An old CSV export written in 2003 is fine — until somebody points a new integration at it and now PII is leaving your system over plain HTTP. A share that “everyone in finance” had access to is fine — until “everyone in finance” means 84 people including three contractors you’ve never met. A debug utility that dumps the database to disk is fine — until it ends up in a backup that ends up in someone’s Dropbox.
None of those started as security problems. They started as technical conveniences. Time turned them into liabilities. If you process personal data and your data flow diagram is “I think it goes through that one EXE that Klaus wrote”, you do not have a diagram, you have an incident waiting for a date.
Enter the IT-Gruffalo
Here is the metaphor that finally made this stick for me.
The IT-Gruffalo doesn’t appear out of nowhere. It doesn’t move into the woods because of one bad file or one bad decision. It builds itself, quietly, out of small shortcuts that were each individually defensible at the time. A quick hotfix here. A ZIP file there. An undocumented tweak on the customer’s box. An ancient export script nobody owns. A config file that lives in two places with two slightly different values.

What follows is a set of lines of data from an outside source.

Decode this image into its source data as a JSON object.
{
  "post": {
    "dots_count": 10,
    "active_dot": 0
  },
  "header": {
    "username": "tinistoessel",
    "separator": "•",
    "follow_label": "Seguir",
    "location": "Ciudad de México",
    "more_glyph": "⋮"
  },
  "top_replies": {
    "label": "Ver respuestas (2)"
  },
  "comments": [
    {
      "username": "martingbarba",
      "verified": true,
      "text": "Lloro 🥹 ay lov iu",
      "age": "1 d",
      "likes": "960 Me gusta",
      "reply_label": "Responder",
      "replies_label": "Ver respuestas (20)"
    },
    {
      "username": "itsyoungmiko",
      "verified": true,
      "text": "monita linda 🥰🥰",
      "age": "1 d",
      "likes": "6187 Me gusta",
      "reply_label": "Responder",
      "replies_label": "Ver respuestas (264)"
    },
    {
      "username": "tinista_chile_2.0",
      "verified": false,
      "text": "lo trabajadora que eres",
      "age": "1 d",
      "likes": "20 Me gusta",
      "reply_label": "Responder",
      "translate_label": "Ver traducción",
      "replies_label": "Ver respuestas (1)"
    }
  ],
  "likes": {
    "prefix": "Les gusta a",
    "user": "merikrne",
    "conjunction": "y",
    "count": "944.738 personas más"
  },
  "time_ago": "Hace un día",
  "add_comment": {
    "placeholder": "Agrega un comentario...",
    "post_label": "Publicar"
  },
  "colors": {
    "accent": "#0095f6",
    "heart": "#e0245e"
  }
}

Every single one of those, on its own day, looked sensible. Nobody was being lazy. People were being pragmatic. But pragmatic decisions stack. And one Tuesday morning, years later, the thing is standing in the doorway, and it’s too big to ignore and too tangled to explain.
The IT-Gruffalo doesn’t come from one big mistake. It comes from a hundred small shortcuts that never got cleaned up.
You don’t fight it with a rewrite. You fight it by not feeding it in the first place.
The boring checklist that actually helps
Nothing on this list is exciting. That is the point. The Gruffalo is allergic to boring.
- Don’t develop on customer systems. Ever. Build a dev environment, even a crappy one.
- Keep dev, test and prod genuinely separate. Different machines, different credentials, different data.
- Document the code, the architecture, and the data flow. Not perfectly — just honestly.
- Treat deployment as a real engineering problem. Version it. Automate where you can. Stop the ZIP-and-pray loop.
- Review old files and old features on a schedule. Delete what nobody owns. Replace what you can’t explain.
- Bake in security, privacy, and operability from day one. Retrofitting them later costs ten times more and works half as well.
- Write down the business rules, especially the ugly ones. The market for “the only person who understands the billing logic” is a bad market to corner.
- Write code that a competent stranger could pick up in five years and feel basically okay about.
Closing
Old software isn’t automatically bad software. I’ve seen 1996 code do more useful work than some 2024 microservice architectures I’ve reviewed. Age is not the enemy.
The enemy is opacity. Software you can’t explain, can’t deploy cleanly, can’t reason about, can’t audit. Software that has drifted so far from anyone’s understanding that the only honest answer to “what does it do?” is “well, it works, mostly, please don’t touch it.”
Legacy is allowed to be old. Legacy is not allowed to be unsupervised.
Write the code, sure. But also write the README, draw the diagram, version the release, separate the environments, document the weird bit, and once in a while, walk back through what you built and ask whether you’d be comfortable handing it to a stranger.
Because the stranger is coming. They always do. And if you do the boring work now, the worst they’ll find is some honest old code. If you don’t, they’ll find a Gruffalo.
And nobody wants to meet the Gruffalo on a Monday morning.